The Financial Ombudsman Service said it had seen a "notable" increase in complaints about flood insurance over the past two years.
Although bad weather has been one cause, another issue was how long it could take to sort out claims.
However, the insurance industry said it was geared up to deal with flood claims speedily.
Over the past weeks, some parts of the UK have witnessed more rain in less than a day than would normally be seen in a month. For many, now is time for the clean-up and to start claiming for any damage on their insurance.
Kate Fellick is at the start of that process. Her family moved to a bungalow in Earnley, west Sussex, just two months ago. She said it was their dream house.
As it is not far from the sea, she knew that flooding was a risk, but neighbours said there had not been any serious damage in 25 years.
That all changed on Monday. She watched as the rain poured down, and then it started seeping through the floorboards.
Soon the whole house was flooded. Many of the family's belongings have been ruined, from sofas, televisions and beds, to photos, clothes and the children's toys.
Mrs Fellick, who said she was heartbroken, now has a lot of questions about what happens next.
"What are we going to do? What is our family going to do? Where are we going to live? Are we going to get the insurance? Is it going to cover us? There are a lot of things that need to be sorted out," she said.
It is still too early to know how many people have been hit by floods in the last week. When there was major flooding in the UK in 2009, there were 25,000 claims.
The Association of British Insurers (ABI) said that generally, a flooding claim could amount to an average of £20,000 to £40,000.
Martyn James, from the Financial Ombudsman Service, said: "We have seen a considerable increase in complaints related to floods, storms and other weather-related problems."
The ombudsman upholds about half of all complaints about buildings insurance. If it thinks a company is taking too long to settle a claim, it can make the insurer pay compensation to the policyholder.

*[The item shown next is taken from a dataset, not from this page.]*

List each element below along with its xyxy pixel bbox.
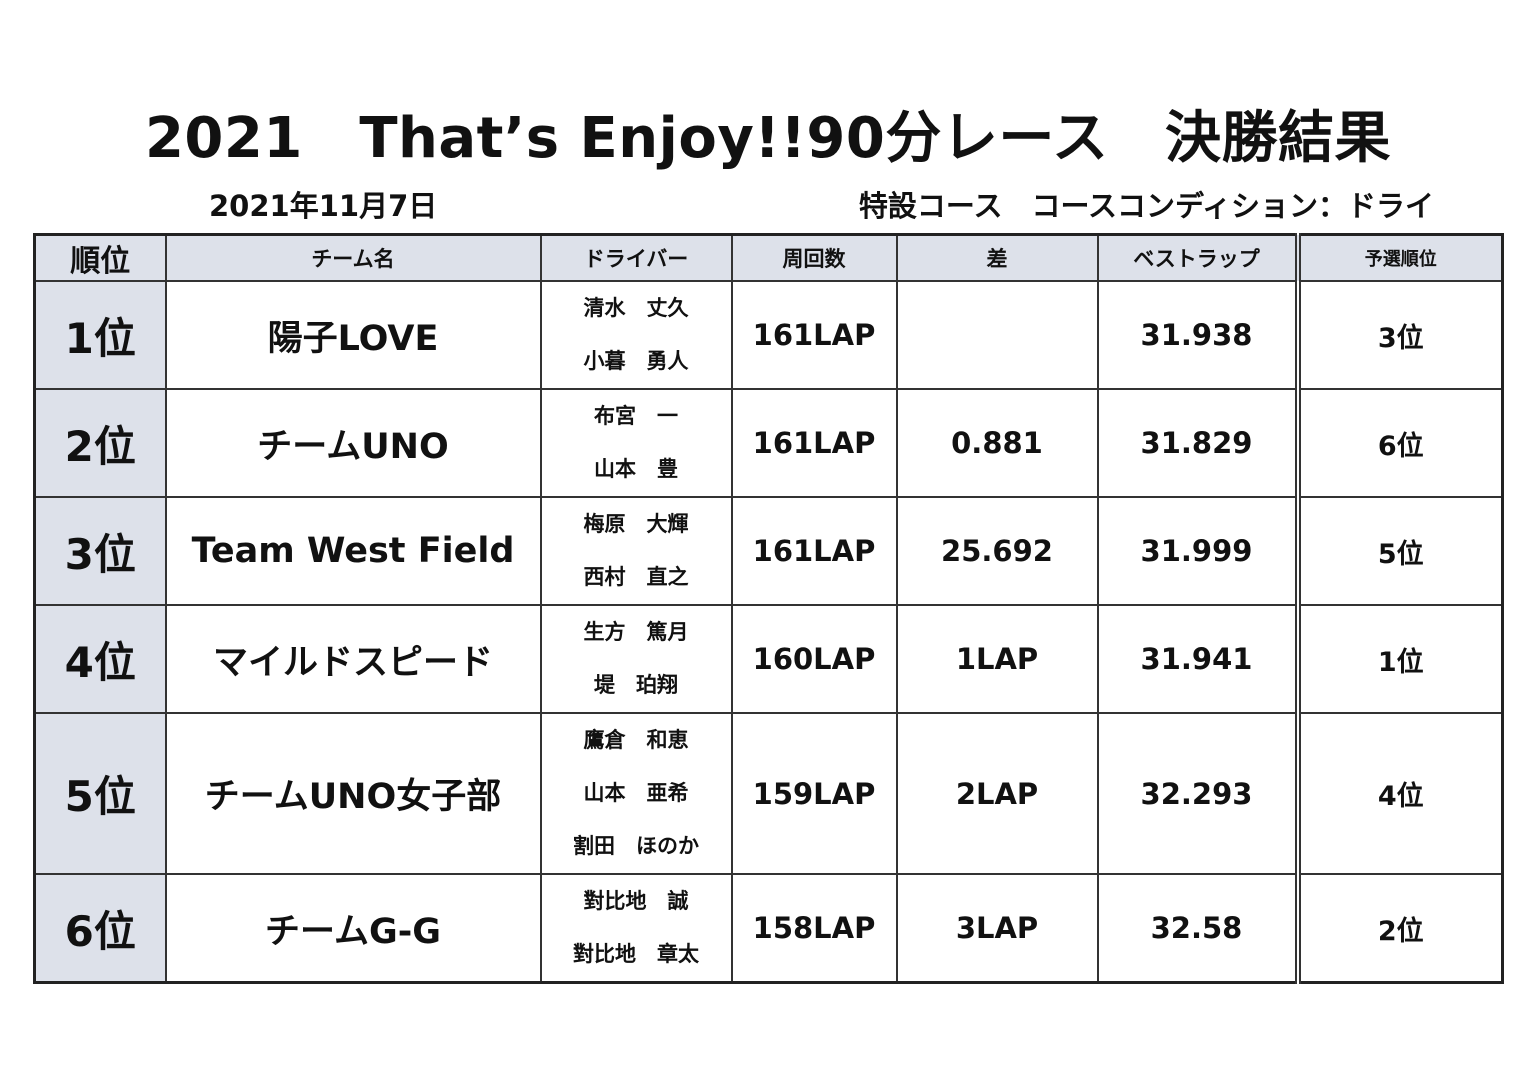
- driver-name: 對比地 章太: [573, 942, 699, 966]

Anyone at risk of flooding should contact their insurer before a problem emerges, to ensure the correct level of cover is in place.
Those whose homes are already flooded can take steps to speed up the claims process.
"Speak to your insurer as soon as possible, find out what your rights are, and what you can look out for in the policy," Mr James said.
"It may be that they will put you up in a hotel, or provide expenses for you while your property is being assessed and put back together.
"But bear in mind that it pays to be realistic. If you are dealing with structural damage to your home, it may take a while to sort out. We find communication is the way forward."
"As long as consumers are aware of what the timescales will mean for them personally, it is usually enough to sort things out. It is when communication breaks down that we have to look at complaints."
Huw Evans of the ABI insisted that, on the whole, customers were happy with the way the industry dealt with flood claims.
But he accepted that companies "can always do a better job of explaining to people what happens if a flood occurs".
"Dealing with flood damage is a very time-consuming process. When people are flooded, their natural human reaction is to want it to be fixed and sorted as soon as possible, for their house to go back to the way it was," he said.
"The problem is, flooded houses need to dry out. It can take months and months before the property can be restored to how it was before. That is why it often takes a long time to finalise a flood claim."